Like other inflammatory processes, AC involves the release of inflammatory factors, including prostaglandins (PGs), ROS, histamine and endothelin (ET). Early studies of AC patients demonstrated that both the mucosa and muscularis of GB produce high levels of PGE₂ and the severity of inflammation was associated with the concentration of PGE₂ (197). Symptoms of AC are significantly reduced during the first 24 h by the cyclooxygenase inhibitor indomethacin (198). Furthermore, PGE₂ has been indicated to hyperpolarize GB neurons, thereby inhibiting neurogenic contractions of GB (199). Normally, ROS produced during oxidative metabolism is cleared by antioxidant mechanisms, yet oxygen-derived free radical production may exceed the capability of scavengers, resulting in ROS accumulation and pathogenic effects during inflammation. Furthermore, during inflammation, excessive production of NO through inducible NOS with concurrent ROS production increases H₂O₂ formation (200,201). Exogenous H₂O₂ causes GBSM contraction and impairs GB responses to agonists of membrane-dependent receptors, thus inducing GBSM impairment (201,202). Histamine is released from mast cells, which are abundant in the GB wall. In GSMCs, histamine performs diametrically opposed functions through H₁ and H₂ receptors. Activation of H₁ receptors depolarizes GSMCs, whereas activation of H₂ receptors causes hyperpolarization via K_ATP channels (63,203). However, the net effect of histamine in GB is normally contraction (204). Although the role of histamine in AC is not fully understood, it is possible that AC is associated with increased mast cell infiltration and degranulation. ETs are bioactive peptides produced by GB epithelial cells, which have a crucial role in the early inflammatory process of AC. GB tissue ET levels are elevated, which is accompanied by an increase in GB tone (205). This pathological change precedes any histological evidence of GB inflammation. ET likely exerts an autocrine/paracrine role in the human GB via ET-a and ET-b receptors of GBSM (206). Pretreatment of the GB with an ET antagonist abrogated the development of AC.

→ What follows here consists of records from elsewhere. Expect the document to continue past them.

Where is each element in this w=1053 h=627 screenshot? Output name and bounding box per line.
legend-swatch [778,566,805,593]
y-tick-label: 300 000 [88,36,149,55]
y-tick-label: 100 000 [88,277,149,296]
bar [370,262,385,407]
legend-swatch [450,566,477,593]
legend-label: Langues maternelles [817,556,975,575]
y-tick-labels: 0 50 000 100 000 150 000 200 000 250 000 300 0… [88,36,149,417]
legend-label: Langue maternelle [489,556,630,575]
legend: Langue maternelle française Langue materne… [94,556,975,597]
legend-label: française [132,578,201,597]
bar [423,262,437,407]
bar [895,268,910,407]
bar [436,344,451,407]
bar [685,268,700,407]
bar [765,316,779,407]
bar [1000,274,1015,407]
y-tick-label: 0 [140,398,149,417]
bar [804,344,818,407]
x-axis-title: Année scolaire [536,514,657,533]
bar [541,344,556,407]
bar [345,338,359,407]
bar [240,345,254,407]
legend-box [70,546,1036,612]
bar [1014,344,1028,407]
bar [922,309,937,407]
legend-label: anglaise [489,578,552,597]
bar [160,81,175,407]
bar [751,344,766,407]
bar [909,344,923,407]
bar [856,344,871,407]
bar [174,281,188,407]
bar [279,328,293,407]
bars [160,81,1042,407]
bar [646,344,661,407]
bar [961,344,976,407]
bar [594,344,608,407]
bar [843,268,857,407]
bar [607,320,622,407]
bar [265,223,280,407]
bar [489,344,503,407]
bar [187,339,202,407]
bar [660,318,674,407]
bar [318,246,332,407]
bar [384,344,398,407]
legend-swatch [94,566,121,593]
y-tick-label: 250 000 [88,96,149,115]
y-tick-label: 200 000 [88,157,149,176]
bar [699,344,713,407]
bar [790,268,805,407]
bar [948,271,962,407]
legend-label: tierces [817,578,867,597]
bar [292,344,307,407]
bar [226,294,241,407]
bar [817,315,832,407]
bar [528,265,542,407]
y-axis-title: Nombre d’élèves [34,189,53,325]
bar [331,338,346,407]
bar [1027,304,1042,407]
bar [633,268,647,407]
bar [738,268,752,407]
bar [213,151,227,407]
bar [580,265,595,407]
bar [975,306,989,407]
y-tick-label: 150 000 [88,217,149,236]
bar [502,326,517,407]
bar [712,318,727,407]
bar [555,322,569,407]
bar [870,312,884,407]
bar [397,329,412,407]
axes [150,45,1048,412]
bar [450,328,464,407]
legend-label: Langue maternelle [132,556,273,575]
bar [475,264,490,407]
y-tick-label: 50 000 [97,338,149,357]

In addition, decreased GB motility in AC results from the effects of neutrophils on the development and function of the ICCs network via depression of SCF/c-Kit expression (207). Upon coculture with neutrophils in vitro, the intracellular calcium transient of ICCs was less sensitive to contraction agonists and inhibitors (208). A study of human GB strips from AC suggested that overexpression of B₁ receptors by GSMCs may contribute to the typical symptoms that underline biliary colic during the cholecystitis state (142).